ゲームとネットワークを融合し新たな市場を開拓する

(株)バンダイナムコゲームス 上席執行役員 浅沼 誠

(株)バンダイナムコゲームス
上席執行役員 浅沼 誠

1986年4月
(株)ネットワーク入社
1988年
(株)ネットワークと(株)バンダイとの合併に伴い、バンダイ入社
2000年10月
ネットワーク事業部門の分社化に伴い、バンダイネットワークス(株)入社
2006年6月
バンダイネットワークス取締役
2009年4月
バンダイネットワークスと(株)バンダイナムコゲームスの合併に伴い、バンダイナムコゲームス入社 執行役員NE事業本部 副本部長
2011年4月
バンダイナムコゲームス 上席執行役員 第二事業本部長

バンダイナムコグループのソーシャルゲーム事業や、オンラインゲーム事業などのネットワークコンテンツビジネスが、グループにおけるIP(キャラクターなどの知的財産)の新たな出口として好調に推移しています。今回は、グループのネットワーク事業の現状と今後の戦略について、(株)バンダイナムコゲームスの浅沼誠上席執行役員に聞きました。
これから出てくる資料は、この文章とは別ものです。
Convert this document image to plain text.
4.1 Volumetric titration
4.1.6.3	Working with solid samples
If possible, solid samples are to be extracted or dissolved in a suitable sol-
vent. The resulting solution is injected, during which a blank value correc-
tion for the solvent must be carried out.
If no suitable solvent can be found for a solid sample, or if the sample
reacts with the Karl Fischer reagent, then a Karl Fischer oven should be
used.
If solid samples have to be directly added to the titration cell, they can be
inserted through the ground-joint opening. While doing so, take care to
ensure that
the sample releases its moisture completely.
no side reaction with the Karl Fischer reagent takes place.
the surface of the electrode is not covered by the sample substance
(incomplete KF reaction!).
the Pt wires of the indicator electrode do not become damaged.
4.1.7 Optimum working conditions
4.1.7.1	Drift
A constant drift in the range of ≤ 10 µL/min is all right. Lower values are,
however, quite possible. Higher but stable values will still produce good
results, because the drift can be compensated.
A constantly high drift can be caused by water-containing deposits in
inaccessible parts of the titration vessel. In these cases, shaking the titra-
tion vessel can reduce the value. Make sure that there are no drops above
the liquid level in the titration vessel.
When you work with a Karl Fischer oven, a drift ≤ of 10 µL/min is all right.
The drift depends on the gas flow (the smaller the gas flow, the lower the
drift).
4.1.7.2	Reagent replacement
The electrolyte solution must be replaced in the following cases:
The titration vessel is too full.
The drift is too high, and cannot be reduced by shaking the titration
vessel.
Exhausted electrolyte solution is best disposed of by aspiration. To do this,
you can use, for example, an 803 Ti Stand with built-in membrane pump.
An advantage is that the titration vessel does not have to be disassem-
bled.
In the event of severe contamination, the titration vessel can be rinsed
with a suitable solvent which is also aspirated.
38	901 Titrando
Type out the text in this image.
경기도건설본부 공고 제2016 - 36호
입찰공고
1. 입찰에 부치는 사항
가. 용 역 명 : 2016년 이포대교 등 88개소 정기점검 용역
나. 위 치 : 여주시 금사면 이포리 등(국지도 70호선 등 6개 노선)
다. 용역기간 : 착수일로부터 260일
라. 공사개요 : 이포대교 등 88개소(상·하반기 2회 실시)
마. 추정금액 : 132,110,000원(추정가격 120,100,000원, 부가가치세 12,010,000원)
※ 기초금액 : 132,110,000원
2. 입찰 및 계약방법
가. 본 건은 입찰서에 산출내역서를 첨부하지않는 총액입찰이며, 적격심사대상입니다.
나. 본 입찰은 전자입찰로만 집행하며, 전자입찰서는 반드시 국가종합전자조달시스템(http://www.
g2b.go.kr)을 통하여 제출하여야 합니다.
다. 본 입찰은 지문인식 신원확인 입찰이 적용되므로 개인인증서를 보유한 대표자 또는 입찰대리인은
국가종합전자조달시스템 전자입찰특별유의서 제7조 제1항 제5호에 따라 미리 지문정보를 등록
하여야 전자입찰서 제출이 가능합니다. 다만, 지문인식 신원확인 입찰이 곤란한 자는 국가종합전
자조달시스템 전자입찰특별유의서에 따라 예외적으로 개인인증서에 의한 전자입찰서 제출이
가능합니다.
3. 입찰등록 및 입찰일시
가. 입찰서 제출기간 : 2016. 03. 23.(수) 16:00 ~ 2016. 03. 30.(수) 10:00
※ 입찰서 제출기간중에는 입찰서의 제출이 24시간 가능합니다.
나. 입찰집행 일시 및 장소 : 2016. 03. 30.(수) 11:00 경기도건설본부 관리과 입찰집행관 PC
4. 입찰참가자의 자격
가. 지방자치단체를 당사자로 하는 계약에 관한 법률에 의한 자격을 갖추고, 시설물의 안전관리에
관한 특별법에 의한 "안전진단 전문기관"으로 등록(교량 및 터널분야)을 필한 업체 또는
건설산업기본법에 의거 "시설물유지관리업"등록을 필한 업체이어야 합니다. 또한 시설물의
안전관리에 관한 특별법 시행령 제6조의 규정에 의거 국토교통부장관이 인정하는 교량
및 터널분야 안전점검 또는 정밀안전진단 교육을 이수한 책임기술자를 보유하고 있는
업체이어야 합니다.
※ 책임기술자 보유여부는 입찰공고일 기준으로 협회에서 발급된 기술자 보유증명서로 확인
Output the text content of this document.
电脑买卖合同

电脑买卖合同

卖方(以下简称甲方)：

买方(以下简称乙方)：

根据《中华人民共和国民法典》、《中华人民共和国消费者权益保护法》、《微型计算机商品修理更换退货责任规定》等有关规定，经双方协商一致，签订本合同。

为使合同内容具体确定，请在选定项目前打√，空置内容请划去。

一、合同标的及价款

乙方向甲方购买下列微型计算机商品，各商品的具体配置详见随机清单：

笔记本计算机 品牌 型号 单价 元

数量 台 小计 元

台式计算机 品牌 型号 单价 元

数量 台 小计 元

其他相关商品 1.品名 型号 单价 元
ネットワークコンテンツビジネスの状況を教えてください。

浅沼:ネットワークコンテンツビジネスというと、以前は携帯電話コンテンツが中心でしたが、PC向けオンラインゲームに加え、近年SNS(ソーシャルネットワーキングサービス)向けのソーシャルゲームが急速に普及するなど、ビジネスの幅が大きく広がっています。それに加え、ゲーム専用機もネットワークでつながることで、従来は完全に別のものだったゲームとネットワークが切り離せない関係となっています。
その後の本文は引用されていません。